Visitors can look at the different layers of earth — and even get a whiff of what it smells like.

While the exhibit includes research conducted by Hanover-based CRREL scientists who frequently do work in the arctic, it did not originate in the Upper Valley.

It was created by the Geophysical Institute at the University of Alaska Fairbanks using a National Science Foundation grant and is on loan from the Oregon Museum of Science and Industry. When CRREL staff heard their work was going to be on display at the Montshire, they were surprised — and thrilled.

“We’re just as excited to get over there, see it and be able to say, ‘I’ve been in the tunnel. I’ve seen it,’ ” said John W. Weatherly, chief of CRREL’s Terrestrial and Cryospheric Science Branch. He supervises scientists in Hanover and Alaska who work in the arctic.

While CRREL researchers regularly publish their findings, their work is not always easy for people without a science background to understand, Weatherly said during a phone interview last week. Even though public education is not part of CRREL’s mission, the researchers feel a responsibility to help improve the community’s scientific literacy and communicate “what we do so people understand what it is what we do,” Weatherly said.

The Montshire’s exhibit helps to showcase that work in a more accessible way, and there are plans in the works to bring in climate scientists and other researchers, including those who work at CRREL, to talk about their work.

“The permafrost is so at risk of warming and melting,” Weatherly said, noting that permafrost is under more than half of Alaska’s land mass and that the state is warming faster than other parts of the United States. “Those are very important issues for the Army Corps of Engineers and the Defense Department and all the pubic infrastructure that’s in Alaska. We consider it to be a fragile resource we’re trying to maintain, study and understand.”

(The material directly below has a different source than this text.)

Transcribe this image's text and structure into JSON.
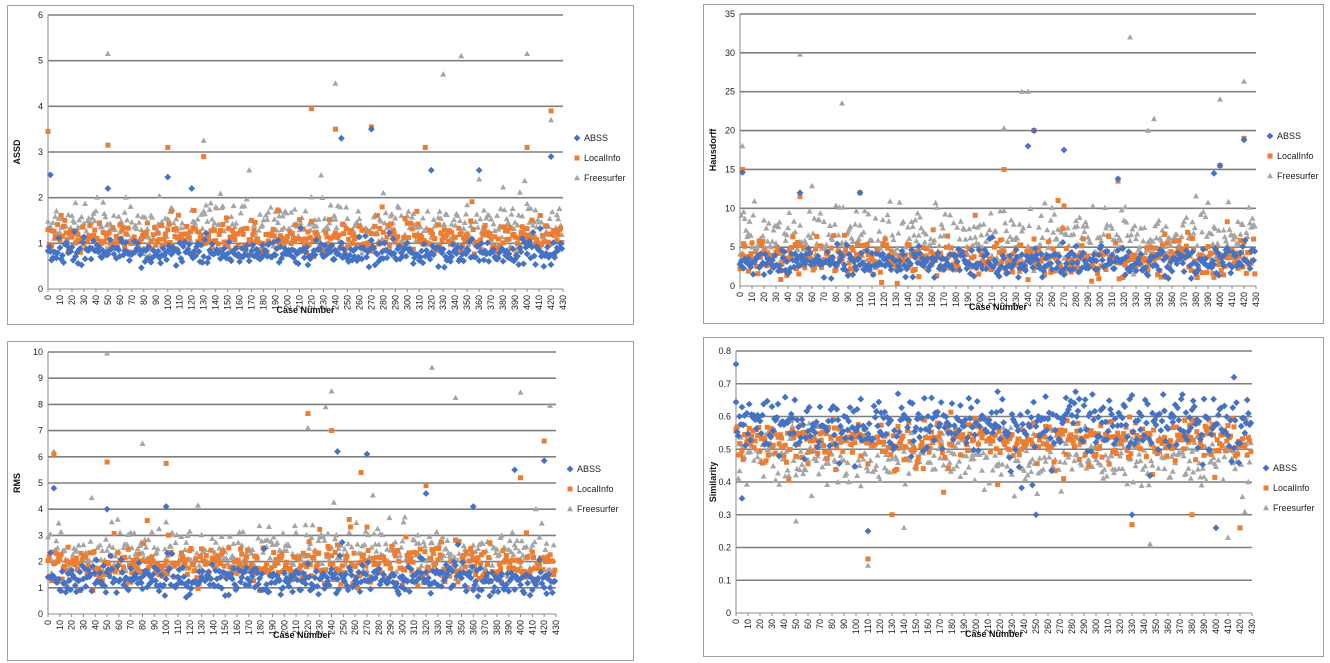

Litchfield-Kimber emphasized that instead of the exhibit being a teaching opportunity for children alone, parents who may lack familiarity with climate science can approach it as an opportunity for themselves to learn alongside their children. They can also rely on hands-on activities, a staple of all Montshire exhibits, to better understand the impact climate change has had on communities, such as by using the wooden toys and table to see how construction has changed.

“It takes something that’s familiar and makes it a novel concept,” Litchfield-Kimber said.

Bringing the exhibit to the Montshire has been in the works for around five years, and it fits in well with the museum’s expanding mission to address recent scientific advancements and to bring in exhibits that can appeal to a wider range of age groups, particularly older children. Part of that shift stems from soul searching children’s science museums did during the COVID-19 pandemic. There was a realization that many people do not have strong science literacy skills and a desire to examine how national policies can impact science, Litchfield-Kimber said.

“We’re going to be leaning into the current science a bit more,” she said. “What would an activated community look like … and how can the Montshire be part of that?”

Referencing part of the permafrost exhibit that includes personal stories from people whose homes have been impacted by climate change, Litchfield-Kimber said, “We want people to see themselves in our programs, our exhibits and being able to do something.”